More recent randomized trials found that nevirapine and efavirenz showed similar efficacy [23,24]. In addition, the Atazanavir/Ritonavir
on a background of Tenofovir and Emtricitabine (Truvada) versus Nevirapine (ARTEN) study [25] demonstrated noninferiority between nevirapine and atazanavir, a ritonavir-boosted PI, in a population of antiretroviral-naïve patients. The definition of treatment failure in the 2NN clinical trial [23] was a combined endpoint of virological failure, disease progression or therapy change and the main reason given for treatment failure was a change in therapy. Annan et al. [24] defined treatment failure as either virological failure or discontinuation of therapy. Our analyses were based on reported reason for discontinuation of treatment, rather than treatment failure defined 5-FU in vivo using virological or immunological
measurements, in patients who had initially tolerated and responded to treatment. This definition is closer to the definition of treatment failure used in the more recent studies and our results are consistent with their findings. It has previously been reported that the choice of NRTI backbone is a significant predictor of virological success and treatment failure [24]; however, even after adjustment for this, significant differences remained. In patients with extensive resistance to other drug classes, nevirapine has been associated with an inferior virological outcome
compared ALK tumor with patients on efavirenz [26], and therefore accumulation of resistance from previous drug regimens could also affect the rate of discontinuation because of treatment failure. Around 36% of the patients included in the analysis were treatment naïve at the time of starting their regimen. In naïve patients very few discontinuations, in any group, were because of reported treatment failure. Therefore, in treatment-naïve patients, our results suggest that, if the regimen can be successfully tolerated in the first few months and viral suppression achieved, nevirapine is a durable treatment strategy, in terms of discontinuation because of treatment failure, compared with efavirenz and lopinavir.
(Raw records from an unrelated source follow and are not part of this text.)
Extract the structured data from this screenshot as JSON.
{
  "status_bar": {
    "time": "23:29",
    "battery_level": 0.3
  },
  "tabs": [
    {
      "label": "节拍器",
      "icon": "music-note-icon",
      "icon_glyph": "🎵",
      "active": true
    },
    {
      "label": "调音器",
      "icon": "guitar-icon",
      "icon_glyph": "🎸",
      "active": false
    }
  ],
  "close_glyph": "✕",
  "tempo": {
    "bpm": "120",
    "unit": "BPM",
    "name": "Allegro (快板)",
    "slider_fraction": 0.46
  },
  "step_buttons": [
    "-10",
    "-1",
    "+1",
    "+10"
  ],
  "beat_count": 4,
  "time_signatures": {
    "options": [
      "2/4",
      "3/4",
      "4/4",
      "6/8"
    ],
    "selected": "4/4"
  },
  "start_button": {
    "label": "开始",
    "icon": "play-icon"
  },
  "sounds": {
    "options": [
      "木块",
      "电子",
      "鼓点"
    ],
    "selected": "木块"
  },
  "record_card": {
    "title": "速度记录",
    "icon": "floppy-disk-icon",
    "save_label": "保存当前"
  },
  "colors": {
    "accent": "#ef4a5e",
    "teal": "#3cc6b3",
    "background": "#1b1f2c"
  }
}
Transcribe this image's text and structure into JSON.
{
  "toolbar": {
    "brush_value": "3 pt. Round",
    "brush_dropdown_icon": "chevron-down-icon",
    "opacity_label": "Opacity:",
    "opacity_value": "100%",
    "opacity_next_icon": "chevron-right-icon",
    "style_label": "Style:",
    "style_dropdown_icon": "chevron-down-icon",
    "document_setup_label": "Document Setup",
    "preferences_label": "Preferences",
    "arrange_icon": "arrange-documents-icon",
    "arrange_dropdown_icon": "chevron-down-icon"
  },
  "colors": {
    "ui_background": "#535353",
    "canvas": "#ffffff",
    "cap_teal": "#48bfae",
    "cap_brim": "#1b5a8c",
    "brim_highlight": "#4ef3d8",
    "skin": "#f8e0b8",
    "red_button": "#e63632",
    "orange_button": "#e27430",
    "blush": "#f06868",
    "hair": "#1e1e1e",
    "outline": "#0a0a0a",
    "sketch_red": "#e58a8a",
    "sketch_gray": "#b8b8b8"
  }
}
Patients on lopinavir and efavirenz had a higher rate of discontinuation because of toxicities or patient/physician choice. Other studies found that nevirapine Loperamide was associated with a higher rate of toxicities when compared with efavirenz [1,23] and the ARTEN study [25] found that discontinuation was higher in those on nevirapine compared with atazanavir. However, most of the discontinuations because of toxicity in nevirapine have been reported in the first few months on therapy [16,20,25]. As mentioned previously this analysis focused on patients who had tolerated the first 3 months of therapy. Thus, short-term toxicities, such as hypersensitivity, leading to early discontinuation would have been excluded. Lodwick et al.